Ennui

Ennui

9 mars 2024 Non Par Paul Rassat

Les vieux meurent d’ennui. Le niveau des programmes télévisés précipite leur fin. Ils meurent d’ennui lorsqu’ils quittent l’organisation sociale qui repose presque uniquement sur le travail. La valeur travail qui les avale de leur vivant et les parque ensuite comme des rebuts. Ils meurent de solitude, de se sentir inutiles, exclus du flux tendu qui régit nos rapports, humains et capitalistes.

Voici une courte nouvelle sur les vieux.

Interdiction de nourrir les vieux sous peine de les rejoindre

Devant les larges baies vitrées du bus striées de barres métalliques défilaient les maisons de retraite, toutes identiques.
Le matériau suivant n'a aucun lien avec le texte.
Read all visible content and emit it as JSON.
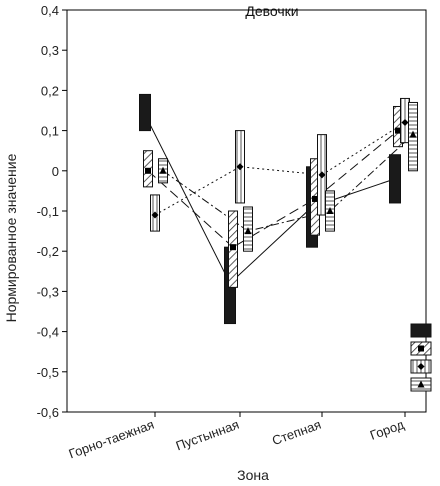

Une litanie de bâtiments cubiques, cours goudronnées, arbres synthétiques à intervalles réguliers, personnes âgées tendant mollement les mains en direction du bus, bouches ouvertes vers les baies fermées.

   Depuis que nous avions pénétré dans ce quartier ceint  tout du long de hautes murailles de métal je me demandais pourquoi je m’étais inscrit pour cette visite organisée par le comité d’entreprise de l’entreprise dans laquelle je travaillais en attendant d’être vieux.

   Nous avions déjà visité les quartiers des jeunes, des nourrissons, des robots, des dirigeants politiques, des financiers, des artistes, des chômeurs cherchant un travail, des chômeurs ne cherchant pas de travail, le quartier des chercheurs, le quartier des sportifs.

   Notre société était particulièrement bien organisée. Afin d’en préserver la diversité, il avait été décidé de la diviser en quartiers rationnellement séparés les uns des autres, chacun comportant autant de sous quartiers que de nuances de peau, d’orientations sexuelles. On avait même pensé à aménager un quartier pour les marginaux qui n’entraient dans aucune catégorie afin qu’ils en forment une.

« Interdiction de nourrir les vieux sous peine de les rejoindre » affichaient régulièrement d’immenses panneaux.

— Pourquoi ? demandai-je au guide.

—  Parce qu’ils n’ont plus de dents. On les leur arrache à l’entrée dans le quartier des vieux. C’est plus simple, nourriture molle, digestion légère, moins de soins à fournir, rationalisation et économies.

C’est que les choses avaient bien évolué depuis qu’il avait été enfin possible de réformer et de moderniser la société pour le plus grand bien des citoyens qui, jusque là, n’étaient pas conscients de leurs véritables intérêts, ces fameux Gaulois qui n’avaient pour eux que la Gaule avant que les Romains ne la leur prissent et qui, depuis, se comportaient en coqs irresponsables, croyant afficher ainsi une virilité perdue. Les choses fonctionnaient désormais sur un mode rationnel, rentable, sans déperdition.

   L’ennui avait, entraîné avec lui la mélancolie et la nostalgie. Je n’avais connaissance d’états d’âme tristement humains que par ouï dire, qui circulaient encore un peu dans une sorte de dépôt mémoriel de plus en plus volatil.

   La régularisation, la planification avaient dissipé tout sens de l’effort, tout esprit de compétition si destructeur. Ainsi, nous, les travailleurs, nous travaillons sans discontinuer, sans vacances qui nous obligeraient à reprendre le collier et à éprouver des regrets liés à l’oisiveté. Rien de tel que la régularité. Ce mode de vie sans changement me rassure.

   Il y a bien sûr ces petites escapades à travers les quartiers, juste le temps de réaliser à quel point nous sommes tous des privilégiés.

   Un léger point d’angoisse cependant. Oh, à peine. Je suis convoqué demain au centre médical. Dix minutes pour me reproduire. Je me demande si je vais y arriver. Je n’apprécie pas cette part de hasard qui subsiste dans nos vies. J’espère que tout a été planifié.

   J’en dirai un mot à la prochaine réunion de régulation.